Annegret Kramp-Karrenbauer için yapılan “Mini Merkel” benzetmesi, gelecekte de geçerli olacağa benziyor. Merkel, Kramp-Karrenbauer'i geçen Şubat ayında CDU Genel Sekreterliği'ne bizzat atayan kişi olduğu için, doğal olarak koltuğun yeni sahibine de hakiki bir miras bırakıyor.
AKK olarak da anılan siyasetçi, kuşkusuz kendi siyasi üslubunu ortaya koyacak. Ama temelde CDU, Başbakan’ın sakin, ağırbaşlı ve dürüstlükten oluşan erdemlerini korumayı sürdürecek. Merkel, teşekkür konuşmasında görevi süresince her konuda açıklama yapmadığını, her isteği yerine getirmediğini anımsattı. Kramp-Karrenbauer de kuşkusuz aynı yolu izleyecek.

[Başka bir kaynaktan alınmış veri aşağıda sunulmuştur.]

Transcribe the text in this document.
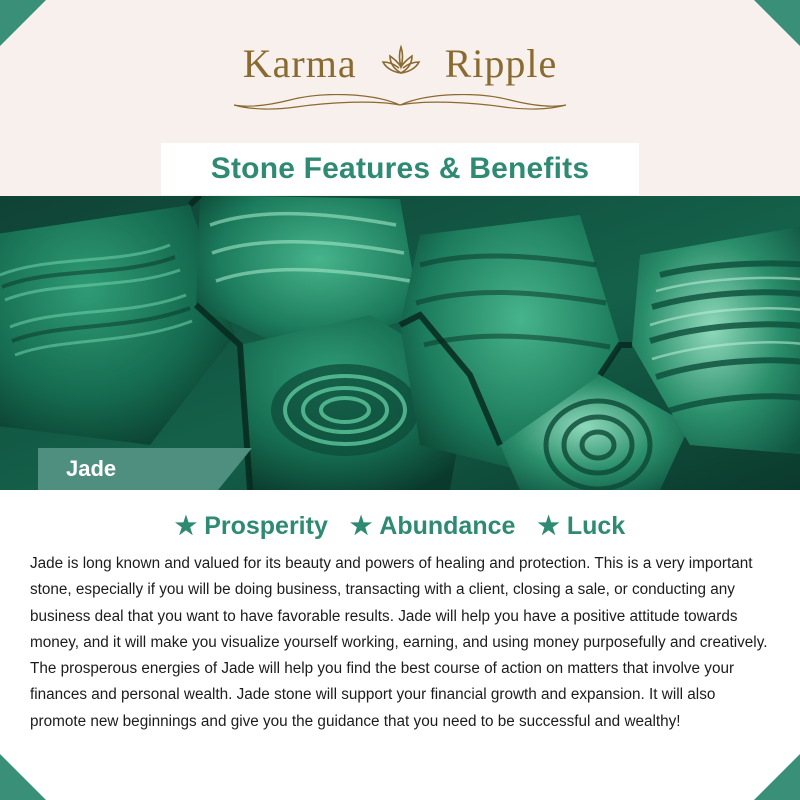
Karma Ripple
Jade
Stone Features & Benefits
★ Prosperity ★ Abundance ★ Luck

Jade is long known and valued for its beauty and powers of healing and protection. This is a very important stone, especially if you will be doing business, transacting with a client, closing a sale, or conducting any business deal that you want to have favorable results. Jade will help you have a positive attitude towards money, and it will make you visualize yourself working, earning, and using money purposefully and creatively. The prosperous energies of Jade will help you find the best course of action on matters that involve your finances and personal wealth. Jade stone will support your financial growth and expansion. It will also promote new beginnings and give you the guidance that you need to be successful and wealthy!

CDU’nun yeni genel başkanının gelecekte seçmenlerine kendini nasıl sunacağı da açık: Merkel’in siyasetini birebir sürdürmeyecek. Yeni genel başkan birçok şeyi daha iyi yapmak isteyecek. Bunlardan biri, partisinin profilini güçlendirmek, diğeri de kaybettikleri seçmenleri yeniden kazanmak olacak.
Göçmenlere ve Türkiye'ye yönelik siyaset nasıl olacak?

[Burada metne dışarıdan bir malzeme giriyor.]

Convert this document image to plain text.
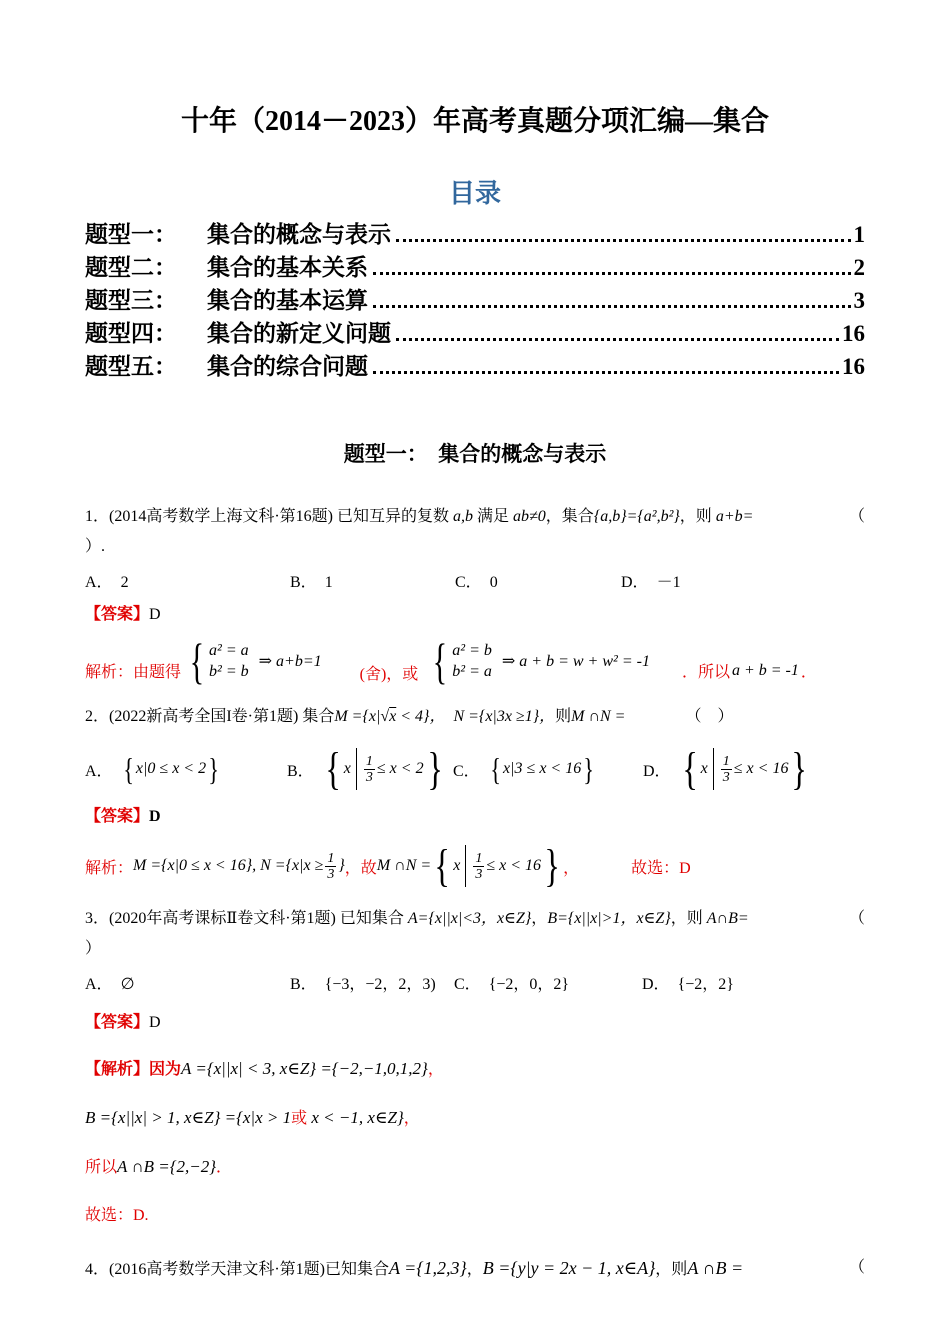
十年（2014－2023）年高考真题分项汇编—集合
目录
题型一：	集合的概念与表示	1
题型二：	集合的基本关系	2
题型三：	集合的基本运算	3
题型四：	集合的新定义问题	16
题型五：	集合的综合问题	16
题型一：　集合的概念与表示

1．(2014高考数学上海文科·第16题) 已知互异的复数 a,b 满足 ab≠0，集合{a,b}={a²,b²}，则 a+b=	（

）.

A． 2	B． 1	C． 0	D． －1
【答案】D
解析：由题得 { a² = a
b² = b
⇒ a+b=1
(舍)，或 { a² = b
b² = a
⇒ a + b = w + w² = -1
．所以 a + b = -1 ．

2．(2022新高考全国I卷·第1题) 集合M ={x|√x < 4}，　N ={x|3x ≥1}，则M ∩N =	（　）

A． { x|0 ≤ x < 2 }	B． { x $\frac{1}{3} \le x < 2$ } C． { x|3 ≤ x < 16 }	D． { x $\frac{1}{3} \le x < 16$ }
【答案】D
解析： M ={x|0 ≤ x < 16}, $N =\{x|x \ge \frac{1}{3}$ } ， 故 M ∩N = { x $\frac{1}{3} \le x < 16$ } ，	故选：D

3．(2020年高考课标Ⅱ卷文科·第1题) 已知集合 A={x||x|<3，x∈Z}，B={x||x|>1，x∈Z}，则 A∩B=	（

）

A． ∅	B． {−3，−2，2，3) C． {−2，0，2}	D． {−2，2}
【答案】D
【解析】因为A ={x||x| < 3, x∈Z} ={−2,−1,0,1,2}，
B ={x||x| > 1, x∈Z} ={x|x > 1或 x < −1, x∈Z}，
所以A ∩B ={2,−2}．
故选：D.

4．(2016高考数学天津文科·第1题)已知集合A ={1,2,3}，B ={y|y = 2x − 1, x∈A}，则A ∩B =	（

Şimdi herkes CDU’nun nasıl bir yön izleyeceğini merak ediyor. Almanya’da yaşayan yabancı kökenli insanlar ise şu soruyu soruyor: Benim için ne değişecek? Merkel yaptığı bir açıklamada, “Ben sadece kuşaklardır Almanya’da yaşayanların değil, herkesin, göç hikâyesi olan insanların da başbakanıyım” demişti.

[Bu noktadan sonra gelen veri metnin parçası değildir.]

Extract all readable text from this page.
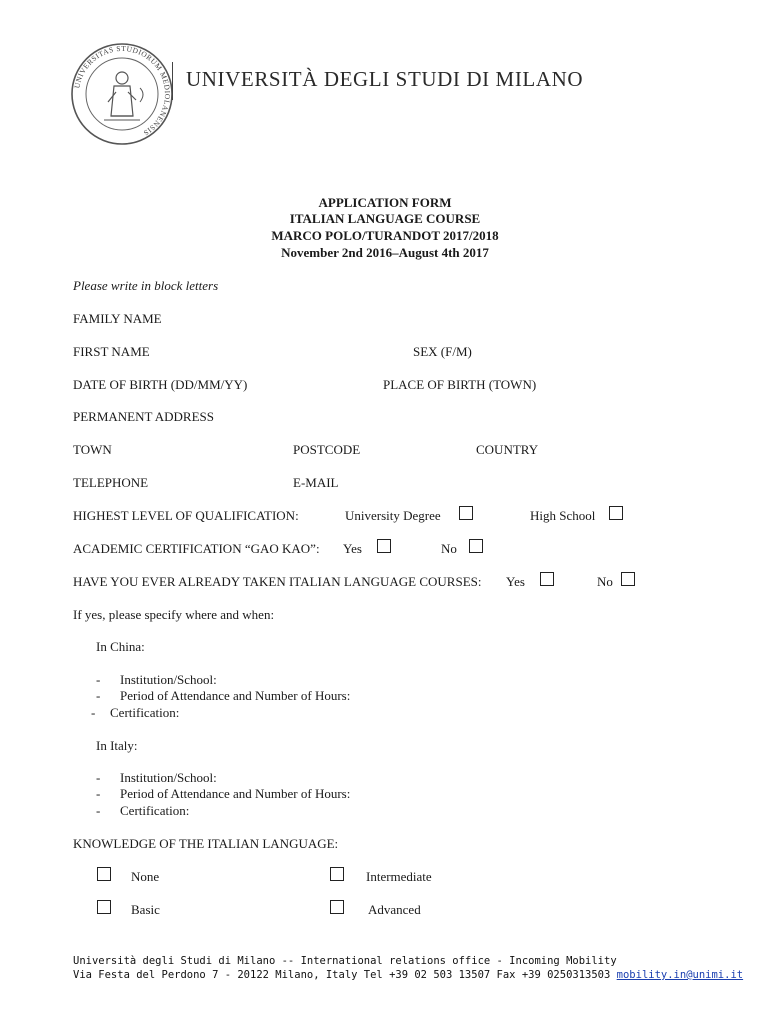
UNIVERSITAS STUDIORUM MEDIOLANENSIS
UNIVERSITÀ DEGLI STUDI DI MILANO
APPLICATION FORM
ITALIAN LANGUAGE COURSE
MARCO POLO/TURANDOT 2017/2018
November 2nd 2016–August 4th 2017
Please write in block letters
FAMILY NAME
FIRST NAME	SEX (F/M)
DATE OF BIRTH (DD/MM/YY)	PLACE OF BIRTH (TOWN)
PERMANENT ADDRESS
TOWN	POSTCODE	COUNTRY
TELEPHONE	E-MAIL
HIGHEST LEVEL OF QUALIFICATION:	University Degree	High School
ACADEMIC CERTIFICATION “GAO KAO”: Yes	No
HAVE YOU EVER ALREADY TAKEN ITALIAN LANGUAGE COURSES: Yes	No
If yes, please specify where and when:
In China:
- Institution/School:
- Period of Attendance and Number of Hours:
- Certification:
In Italy:
- Institution/School:
- Period of Attendance and Number of Hours:
- Certification:
KNOWLEDGE OF THE ITALIAN LANGUAGE:
None	Intermediate
Basic	Advanced
Università degli Studi di Milano -- International relations office - Incoming Mobility
Via Festa del Perdono 7 - 20122 Milano, Italy Tel +39 02 503 13507 Fax +39 0250313503 mobility.in@unimi.it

Merkel’in yabancı kökenlilere verdiği bu memleket hissini Kramp-Karrenbauer’in de yinelemesi fazlasıyla makbul olur. Biz, eskiden misafir işçi olarak adlandırılan kuşağın çocukları; göçmenler, mülteciler ve çifte pasaport sahibi insanlar, bu toplumun bir parçası olduğumuz hissine, şimdi her zaman olduğundan daha fazla ihtiyaç duyuyoruz. Sağ popülist AfD’nin güçlenmesi ülkenin her yerinde huzursuzluğu artırıyor. Bu insanlar, kendileri açısından Almanya’nın nasıl bir yöne gideceği konusunda korku duyuyor. Hatta bazıları, -Türkiye’de şu anda siyasi durum nasıl olursa olsun- ailelerinin geldiği memlekete dönmeye bile hazır.
Kramp-Karrenbauer’in hem göçmenlere hem de Türkiye’ye yönelik siyasetinde “akıl hocası” Merkel’in çizgisini izleyeceği tahmin edilebilir. AKK da Türkiye ile imtiyazlı ortaklık oluşturmak ve Erdoğan ile özellikle de mülteci siyaseti konusunda güvenilir bir ortaklık kurmak için çaba gösterecek.
Birçok insan “Daha kötüsü de olabilirdi” diye düşünüyor
Almanya’daki Türklerin çoğu şunun da farkında: Eğer CDU genel başkanlığına Friedrich Merz seçilmiş olsaydı, hayatları daha da zorlaşacaktı. Merz’in ortaya atmış olduğu “öncü kültür” kavramı hâlâ unutulmadı. Almanya’da yaşayan göçmenlerin “Alman öncü kültürüne” uyum sağlaması gerektiği şeklindeki talepler, birçok insanda sadece şüpheye yol açmıştı. “Öncü kültür”den ne kast edildiğini kimse bilmiyor çünkü.
Genç olması nedeniyle birçok kişide güven uyandırmayan diğer aday Federal Sağlık bakanı Jens Spahn da göçmenlerin güvenini pek kazanamayacak bir isimdi.
“Çoğunluk toplumu” ile göçmenler arasındaki boşluğu doldurup dolduramamak artık Annegret Kramp-Karrenbauer’e bağlı. Çünkü ancak böylelikle bu ülkede, bu büyük ve renkli toplumda birlikte yaşayabiliriz.